Die Karte ist hier einzusehen: http://www.openstreetmap.com/
Wie das ganze funzt steht hier: http://wiki.openstreetmap.org/wiki/Main_Page

Im Edit Modus (ich glaube man muss angemeldet sein, um diesen Modus zu sehen) wird aus Yahoo! die Satellitensicht hinterlegt, so dass verschiedene Umrisse eingezeichnet werden können.

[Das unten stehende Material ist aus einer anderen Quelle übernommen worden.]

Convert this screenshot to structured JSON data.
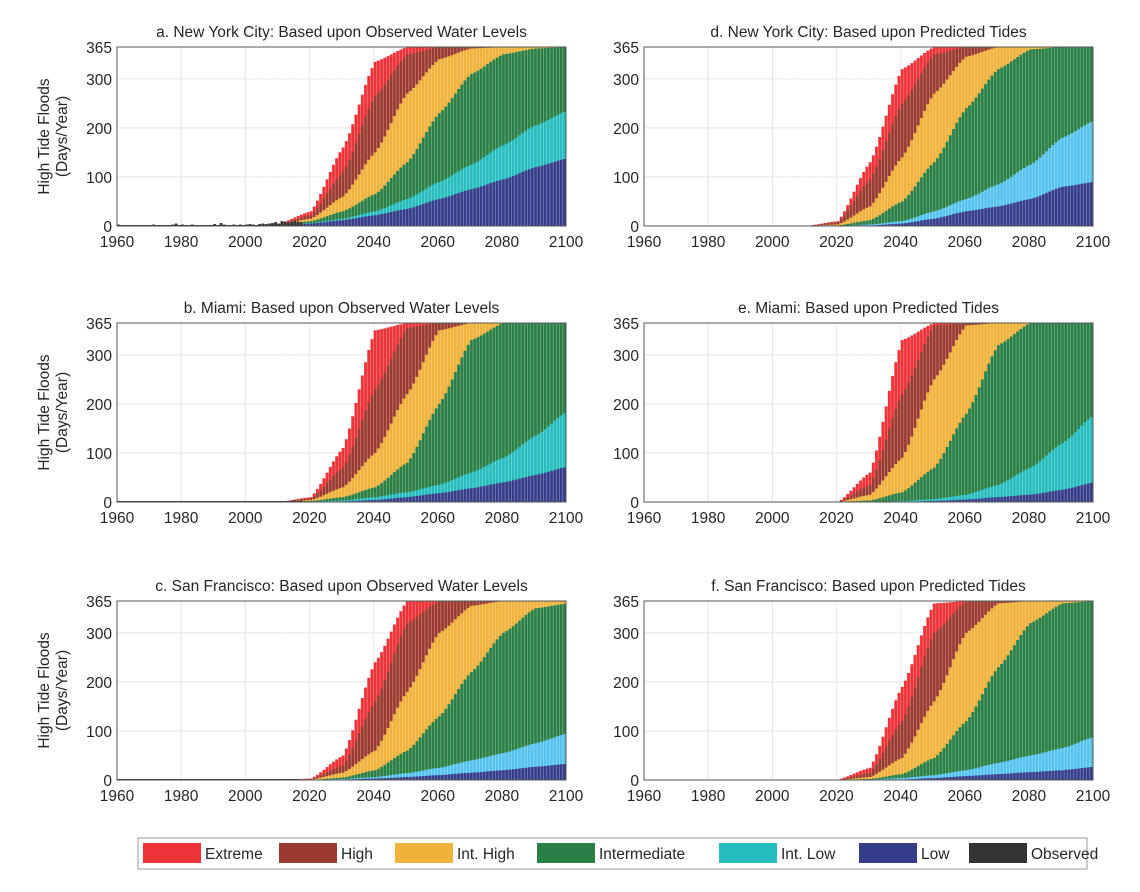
{
  "chart_data": {
    "type": "area",
    "ylabel_line1": "High Tide Floods",
    "ylabel_line2": "(Days/Year)",
    "xlim": [
      1960,
      2100
    ],
    "ylim": [
      0,
      365
    ],
    "xticks": [
      "1960",
      "1980",
      "2000",
      "2020",
      "2040",
      "2060",
      "2080",
      "2100"
    ],
    "yticks": [
      "0",
      "100",
      "200",
      "300",
      "365"
    ],
    "grid": true,
    "legend_placement": "bottom",
    "legend": [
      {
        "name": "Extreme",
        "color": "#ee3338"
      },
      {
        "name": "High",
        "color": "#9b3b2f"
      },
      {
        "name": "Int. High",
        "color": "#f0b23a"
      },
      {
        "name": "Intermediate",
        "color": "#2a7f45"
      },
      {
        "name": "Int. Low",
        "color": "#27bdbf"
      },
      {
        "name": "Low",
        "color": "#353d8a"
      },
      {
        "name": "Observed",
        "color": "#333333"
      }
    ],
    "projection_years": [
      2000,
      2010,
      2020,
      2030,
      2040,
      2050,
      2060,
      2070,
      2080,
      2090,
      2100
    ],
    "panels": [
      {
        "title": "a. New York City: Based upon Observed Water Levels",
        "int_low_color": "#27bdbf",
        "observed": {
          "start_year": 1960,
          "values": [
            3,
            2,
            2,
            1,
            1,
            2,
            1,
            2,
            2,
            1,
            2,
            3,
            1,
            2,
            2,
            1,
            2,
            3,
            5,
            2,
            3,
            2,
            2,
            3,
            1,
            2,
            2,
            2,
            1,
            2,
            4,
            2,
            6,
            3,
            2,
            2,
            3,
            2,
            3,
            2,
            3,
            4,
            3,
            2,
            4,
            5,
            4,
            5,
            6,
            8,
            5,
            10,
            9,
            7,
            8,
            10,
            9,
            8
          ]
        },
        "series": [
          {
            "name": "Extreme",
            "values": [
              0,
              5,
              30,
              160,
              335,
              365,
              365,
              365,
              365,
              365,
              365
            ]
          },
          {
            "name": "High",
            "values": [
              0,
              4,
              22,
              110,
              265,
              350,
              365,
              365,
              365,
              365,
              365
            ]
          },
          {
            "name": "Int. High",
            "values": [
              0,
              3,
              15,
              60,
              150,
              270,
              340,
              362,
              365,
              365,
              365
            ]
          },
          {
            "name": "Intermediate",
            "values": [
              0,
              2,
              10,
              30,
              65,
              130,
              230,
              310,
              350,
              362,
              365
            ]
          },
          {
            "name": "Int. Low",
            "values": [
              0,
              1,
              6,
              15,
              30,
              55,
              90,
              125,
              165,
              205,
              235
            ]
          },
          {
            "name": "Low",
            "values": [
              0,
              1,
              5,
              12,
              22,
              35,
              55,
              75,
              95,
              120,
              138
            ]
          }
        ]
      },
      {
        "title": "b. Miami: Based upon Observed Water Levels",
        "int_low_color": "#27bdbf",
        "observed": {
          "start_year": 1960,
          "values": [
            0,
            0,
            0,
            0,
            0,
            0,
            0,
            0,
            0,
            0,
            0,
            0,
            0,
            0,
            0,
            0,
            0,
            0,
            0,
            0,
            0,
            0,
            0,
            0,
            0,
            0,
            0,
            0,
            0,
            0,
            0,
            0,
            0,
            0,
            0,
            0,
            0,
            0,
            0,
            0,
            0,
            1,
            0,
            0,
            0,
            1,
            0,
            1,
            0,
            1,
            1,
            1,
            2,
            1,
            2,
            3,
            2,
            3
          ]
        },
        "series": [
          {
            "name": "Extreme",
            "values": [
              0,
              0,
              10,
              110,
              350,
              365,
              365,
              365,
              365,
              365,
              365
            ]
          },
          {
            "name": "High",
            "values": [
              0,
              0,
              7,
              70,
              230,
              355,
              365,
              365,
              365,
              365,
              365
            ]
          },
          {
            "name": "Int. High",
            "values": [
              0,
              0,
              4,
              30,
              100,
              220,
              350,
              365,
              365,
              365,
              365
            ]
          },
          {
            "name": "Intermediate",
            "values": [
              0,
              0,
              2,
              10,
              30,
              80,
              200,
              330,
              365,
              365,
              365
            ]
          },
          {
            "name": "Int. Low",
            "values": [
              0,
              0,
              1,
              3,
              10,
              20,
              35,
              60,
              90,
              135,
              185
            ]
          },
          {
            "name": "Low",
            "values": [
              0,
              0,
              0,
              1,
              4,
              10,
              18,
              28,
              40,
              55,
              72
            ]
          }
        ]
      },
      {
        "title": "c. San Francisco: Based upon Observed Water Levels",
        "int_low_color": "#56c3ee",
        "observed": {
          "start_year": 1960,
          "values": [
            0,
            0,
            0,
            0,
            0,
            0,
            0,
            0,
            0,
            0,
            0,
            1,
            0,
            0,
            0,
            0,
            0,
            0,
            0,
            1,
            0,
            0,
            2,
            2,
            0,
            0,
            0,
            0,
            0,
            0,
            0,
            0,
            0,
            0,
            0,
            0,
            0,
            0,
            1,
            0,
            0,
            0,
            0,
            0,
            0,
            0,
            0,
            0,
            0,
            0,
            0,
            0,
            0,
            0,
            0,
            1,
            0,
            1
          ]
        },
        "series": [
          {
            "name": "Extreme",
            "values": [
              0,
              0,
              3,
              50,
              240,
              365,
              365,
              365,
              365,
              365,
              365
            ]
          },
          {
            "name": "High",
            "values": [
              0,
              0,
              2,
              30,
              160,
              320,
              365,
              365,
              365,
              365,
              365
            ]
          },
          {
            "name": "Int. High",
            "values": [
              0,
              0,
              1,
              15,
              60,
              180,
              300,
              355,
              365,
              365,
              365
            ]
          },
          {
            "name": "Intermediate",
            "values": [
              0,
              0,
              0,
              5,
              20,
              60,
              130,
              220,
              300,
              350,
              360
            ]
          },
          {
            "name": "Int. Low",
            "values": [
              0,
              0,
              0,
              2,
              6,
              14,
              25,
              40,
              55,
              75,
              95
            ]
          },
          {
            "name": "Low",
            "values": [
              0,
              0,
              0,
              1,
              3,
              6,
              10,
              15,
              20,
              27,
              33
            ]
          }
        ]
      },
      {
        "title": "d. New York City: Based upon Predicted Tides",
        "int_low_color": "#56c3ee",
        "series": [
          {
            "name": "Extreme",
            "values": [
              0,
              0,
              10,
              130,
              320,
              365,
              365,
              365,
              365,
              365,
              365
            ]
          },
          {
            "name": "High",
            "values": [
              0,
              0,
              8,
              95,
              250,
              350,
              365,
              365,
              365,
              365,
              365
            ]
          },
          {
            "name": "Int. High",
            "values": [
              0,
              0,
              3,
              40,
              140,
              270,
              345,
              365,
              365,
              365,
              365
            ]
          },
          {
            "name": "Intermediate",
            "values": [
              0,
              0,
              1,
              12,
              50,
              130,
              240,
              320,
              360,
              365,
              365
            ]
          },
          {
            "name": "Int. Low",
            "values": [
              0,
              0,
              0,
              3,
              10,
              30,
              55,
              85,
              125,
              180,
              215
            ]
          },
          {
            "name": "Low",
            "values": [
              0,
              0,
              0,
              1,
              5,
              15,
              30,
              40,
              55,
              80,
              90
            ]
          }
        ]
      },
      {
        "title": "e. Miami: Based upon Predicted Tides",
        "int_low_color": "#27bdbf",
        "series": [
          {
            "name": "Extreme",
            "values": [
              0,
              0,
              0,
              60,
              330,
              365,
              365,
              365,
              365,
              365,
              365
            ]
          },
          {
            "name": "High",
            "values": [
              0,
              0,
              0,
              35,
              220,
              360,
              365,
              365,
              365,
              365,
              365
            ]
          },
          {
            "name": "Int. High",
            "values": [
              0,
              0,
              0,
              15,
              90,
              250,
              360,
              365,
              365,
              365,
              365
            ]
          },
          {
            "name": "Intermediate",
            "values": [
              0,
              0,
              0,
              3,
              20,
              70,
              180,
              320,
              365,
              365,
              365
            ]
          },
          {
            "name": "Int. Low",
            "values": [
              0,
              0,
              0,
              0,
              2,
              6,
              15,
              35,
              70,
              120,
              178
            ]
          },
          {
            "name": "Low",
            "values": [
              0,
              0,
              0,
              0,
              0,
              2,
              5,
              10,
              15,
              25,
              40
            ]
          }
        ]
      },
      {
        "title": "f. San Francisco: Based upon Predicted Tides",
        "int_low_color": "#56c3ee",
        "series": [
          {
            "name": "Extreme",
            "values": [
              0,
              0,
              1,
              25,
              190,
              360,
              365,
              365,
              365,
              365,
              365
            ]
          },
          {
            "name": "High",
            "values": [
              0,
              0,
              0,
              15,
              120,
              300,
              365,
              365,
              365,
              365,
              365
            ]
          },
          {
            "name": "Int. High",
            "values": [
              0,
              0,
              0,
              6,
              45,
              160,
              300,
              360,
              365,
              365,
              365
            ]
          },
          {
            "name": "Intermediate",
            "values": [
              0,
              0,
              0,
              2,
              12,
              45,
              120,
              230,
              320,
              360,
              365
            ]
          },
          {
            "name": "Int. Low",
            "values": [
              0,
              0,
              0,
              1,
              4,
              10,
              20,
              35,
              50,
              65,
              88
            ]
          },
          {
            "name": "Low",
            "values": [
              0,
              0,
              0,
              0,
              1,
              4,
              8,
              12,
              16,
              20,
              27
            ]
          }
        ]
      }
    ]
  }
}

Ich habe es selbst gestern entdeckt und finde das Projekt faszinierend. Ich werde auch gleich mein GPS bestellen...

Viele Grüße
Christophe


----------



## zeitweiser (30. November 2008)

Bei mir ist das GPS Zeitalter zwar noch nicht angekommen,hört sich allerdings interessant an und einige hier werden mit Sicherheit auch dort mitmachen.
Bin mal gespannt wie die Sache weitergeht.


----------



## Oberaggi (30. November 2008)

Bin auch interessiert, scheue mich aber bisher vor dem Aufwand.
Wenn man es gemeinsam macht, geht das sicher besser.
Ich wäre auch dabei und habe auch genug Tracks zum Hochladen.
Vielleicht sollte man sich im neuen Jahr mal treffen?


----------



## spichboy (30. November 2008)

Hi,

ich hatte auch daran gedacht einige Rides zu planen und Sektorenartig das ganze abzufahren. Ich habe heute Nachmittag beide Pur strecken hochgeladen und sogar nachgezeichnet. In 10 Tagen werden wohl beide Strecken "gerendert" sein. Es geht relativ schnell und einfach.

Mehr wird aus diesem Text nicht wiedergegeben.